File photo: A customer shops at Paulina Market ahead of the Thanksgiving holiday in Chicago, Illinois, U.S. November 21, 2023. REUTERS/Vincent Alban/File photo Purchase Licensing Rights

The report comes after last week's announcement that job growth picked up in March, resulting in a decrease in the unemployment rate from 3.9% in February to 3.8%. The persistently high cost of living is a major concern leading up to the presidential election on Nov. 5. However, there were some positive aspects, such as unchanged food prices at the supermarket and a decrease in the cost of motor vehicles, which led to deflation in goods prices.

Phillip Neuhart, director of market and economic research at First Citizens, commented, "While the data doesn't rule out the possibility of Fed action this year, it does reduce the likelihood of the Fed cutting the overnight rate in the next few months."

The Bureau of Labor Statistics from the Labor Department reported that the consumer price index increased by 0.4% last month, following a similar rise in February. Gasoline prices went up by 1.7% after a 3.8% increase in February. Shelter costs, including rents, also rose by 0.4%, which was the same as the gain in February.

Reuters Graphics

Gasoline and housing made up over 50% of the CPI's rise. While food prices increased by 0.1%, grocery food inflation remained the same due to decreases in the prices of butter, cereals, and bakery products, which saw their biggest monthly drop since 1989.

Meat and egg prices increased, while there was a slight rise in fruit and vegetable prices. The Consumer Price Index (CPI) rose 3.5% in the 12 months leading up to March, the highest increase since September. This was partly due to the drop of last year's low reading from the calculation. Economists had predicted a 0.3% monthly increase and a 3.4% year-on-year increase in the CPI.

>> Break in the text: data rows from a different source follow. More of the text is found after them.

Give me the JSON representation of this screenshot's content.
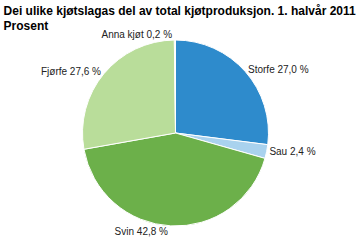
{
  "chart_data": {
    "type": "pie",
    "title": "Dei ulike kjøtslagas del av total kjøtproduksjon. 1. halvår 2011.\nProsent",
    "categories": [
      "Storfe",
      "Sau",
      "Svin",
      "Fjørfe",
      "Anna kjøt"
    ],
    "values": [
      27.0,
      2.4,
      42.8,
      27.6,
      0.2
    ],
    "value_labels": [
      "Storfe 27,0 %",
      "Sau 2,4 %",
      "Svin 42,8 %",
      "Fjørfe 27,6 %",
      "Anna kjøt 0,2 %"
    ],
    "colors": [
      "#2e8bcc",
      "#a9d2ee",
      "#6cb04a",
      "#b9dd9a",
      "#e3d59a"
    ],
    "data_labels": true
  }
}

Although the annual inflation rate has decreased from its peak of 9.1% in June 2022, the trend towards lower inflation has slowed down recently. The Federal Reserve has a 2% inflation target, and the measures it uses for monetary policy are significantly below the CPI rate.

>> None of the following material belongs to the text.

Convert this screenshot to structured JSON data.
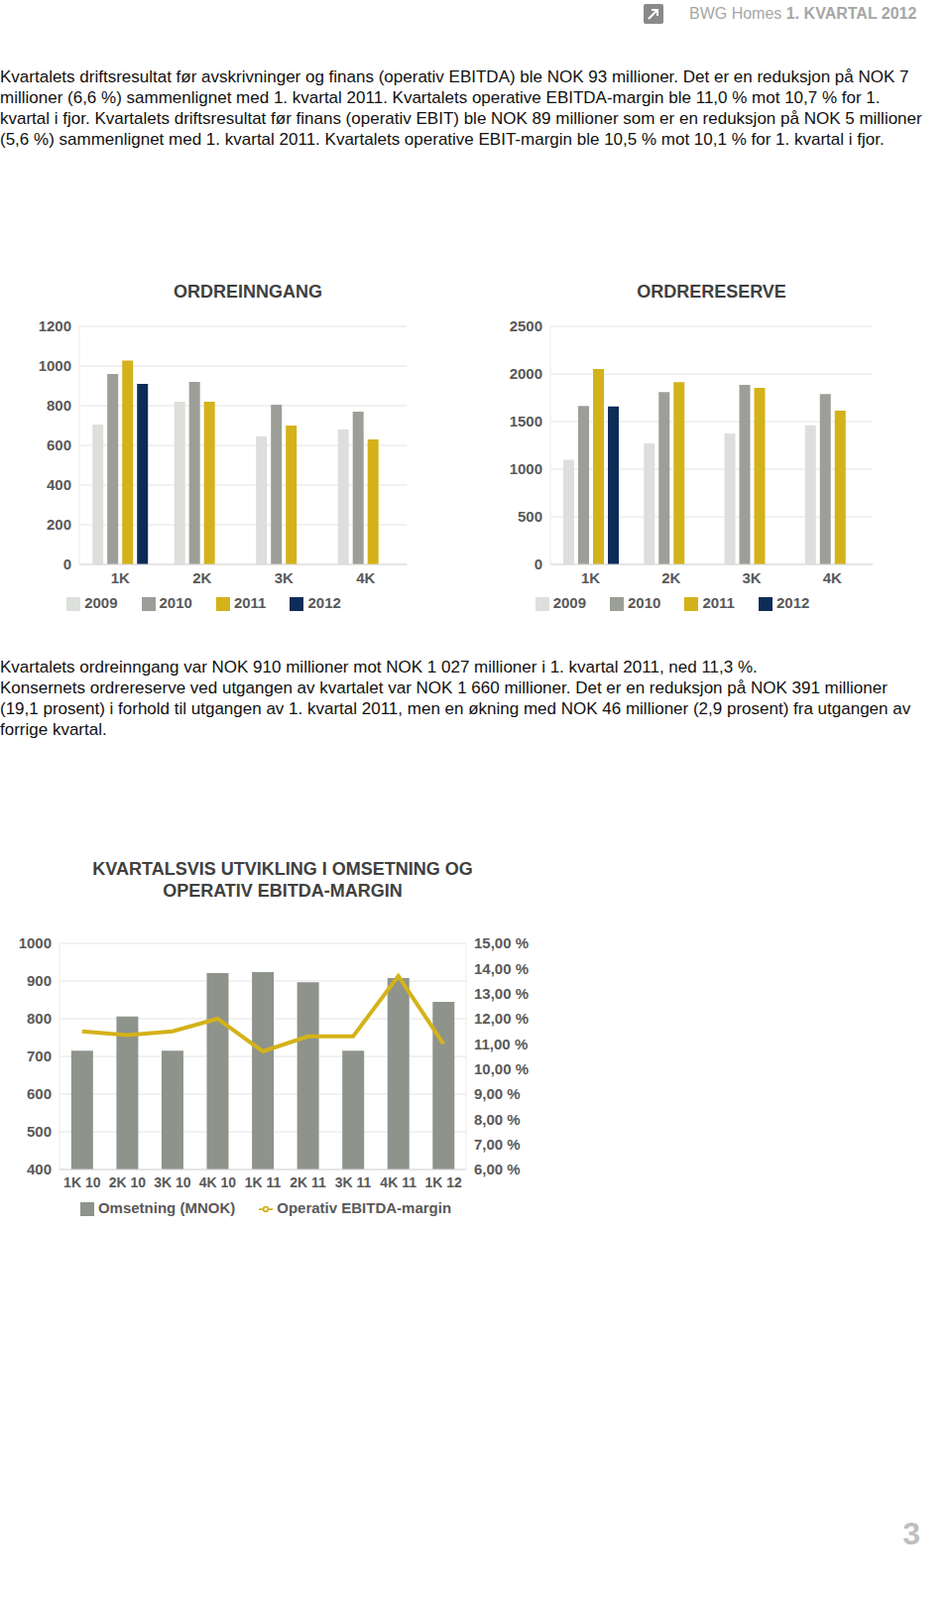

President Joe Biden called on corporations, including grocery retailers, to lower prices using their record profits. He also announced plans to reduce housing costs by constructing and renovating over two million homes. A government watchdog organization, Accountable.US, criticized what it described as corporate greed contributing to persistently high inflation.

Reuters Graphics

Shortly after the release of the data, financial markets adjusted their expectations for the first rate cut, moving it from June to September, as indicated by CME's FedWatch Tool. The new expectation is for only two rate cuts, down from the three anticipated by Fed officials last month. Some economists believe that the opportunity for rate cuts may be diminishing.

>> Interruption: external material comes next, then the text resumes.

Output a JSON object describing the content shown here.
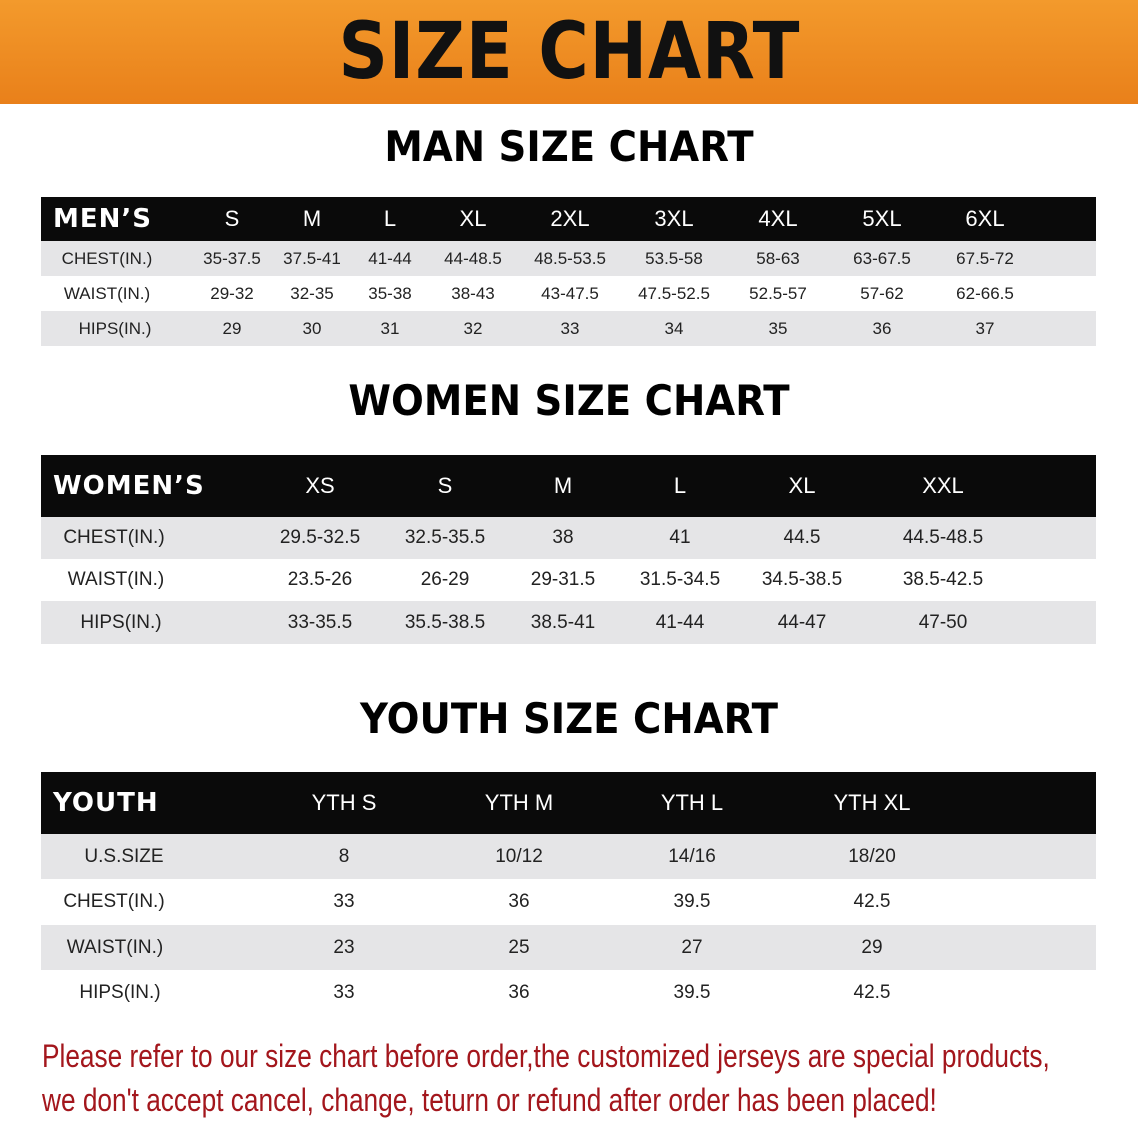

The minutes of the Fed's March 19-20 meeting, published on Wednesday, revealed concerns among policymakers that progress on inflation may have stalled. The central bank has maintained its policy rate in the 5.25%-5.50% range since July and has increased the benchmark overnight interest rate by 525 basis points since March 2022.

Charlie Ripley, senior investment strategist at Allianz Investment Management in Minneapolis, commented that the strong inflation data will likely prompt the Fed to reassess their monetary policy plans for the year.

Following this news, stocks on Wall Street experienced a decline, the dollar strengthened against a basket of currencies, and U.S. Treasury yields increased.

Despite these developments, economists noted that excluding the volatile food and energy components, the CPI increased by 0.4% last month, indicating that inflation is not spiraling out of control. The monthly core CPI was driven by rises in rents, owners' equivalent rent (OER), motor vehicle insurance, motor vehicle repairs, and healthcare costs.

While there were also price increases in apparel and personal care, prices for used cars and trucks, recreation, and new vehicles decreased. Additionally, airline tickets became more affordable and the price of hotel and motel rooms remained unchanged.

Goods prices edged up by 0.1%, but excluding food and energy, they declined by 0.2%.